In conclusion, the results of this case series indicate that VRET is safe and effective in enhancing the treatment of fear of COVID-19 and associated anxiety disorder. There is a significant reduction in avoidance behavior after VRET intervention. With an increase in the affordability of VR tools, researchers can evaluate its role in routine therapy. However, a trained therapist and well-programmed stimuli are necessary to guide the treatment procedures.

Limitation

There are lots of limitations of case studies in research domains. Although case studies are useful in illustrating imaginative advances, the efficacy of which needs to be further explored.
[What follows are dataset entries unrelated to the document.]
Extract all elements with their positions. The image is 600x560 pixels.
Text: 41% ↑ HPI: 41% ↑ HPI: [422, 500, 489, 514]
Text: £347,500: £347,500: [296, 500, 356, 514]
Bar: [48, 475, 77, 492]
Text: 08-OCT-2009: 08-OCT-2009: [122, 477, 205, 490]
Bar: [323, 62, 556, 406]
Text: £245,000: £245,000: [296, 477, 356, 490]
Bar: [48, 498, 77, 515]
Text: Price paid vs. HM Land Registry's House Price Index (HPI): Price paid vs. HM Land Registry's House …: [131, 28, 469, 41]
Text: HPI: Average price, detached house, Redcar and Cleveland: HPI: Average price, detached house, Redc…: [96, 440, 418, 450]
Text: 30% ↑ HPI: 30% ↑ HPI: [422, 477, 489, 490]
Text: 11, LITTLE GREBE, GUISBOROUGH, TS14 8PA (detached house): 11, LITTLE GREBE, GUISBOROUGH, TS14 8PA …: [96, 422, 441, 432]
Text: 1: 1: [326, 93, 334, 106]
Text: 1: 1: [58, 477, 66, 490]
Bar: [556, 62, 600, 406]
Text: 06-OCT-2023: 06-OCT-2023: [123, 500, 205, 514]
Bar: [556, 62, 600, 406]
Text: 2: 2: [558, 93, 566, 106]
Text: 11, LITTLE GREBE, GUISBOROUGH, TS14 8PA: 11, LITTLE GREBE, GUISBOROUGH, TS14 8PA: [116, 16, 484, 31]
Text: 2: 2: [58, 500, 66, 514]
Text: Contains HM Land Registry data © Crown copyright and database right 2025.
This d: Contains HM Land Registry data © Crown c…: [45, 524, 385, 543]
Cybersickness, the adverse effect of VRET, in some patients may limit the immersive exposure and usefulness of VRET. Few mental health providers are trained in VRET. Furthermore, well coordination is required between virtual reality technologists and medical professionals to create appropriate exposure scenarios. Given the potential of VRET and the need for new technologies to treat the psychological consequences of the COVID-19 pandemic, it is necessary to further study the potential value of VRET exposure therapy to treat the fear of the COVID-19 outbreak.

Ethical Consideration

Written informed consent was taken from the patients to publish the case reports. The study was approved by the Institutional Review Board of Kangning Hospital.

Funding

This research was funded by Shenzhen Key Medical Discipline Construction Fund (grant number. SZXK041) and Shenzhen Fund for Guangdong Provincial High-level Clinical Key Specialties (grant number. SZGSP013).

Disclosure

The authors report no conflicts of interest in this work.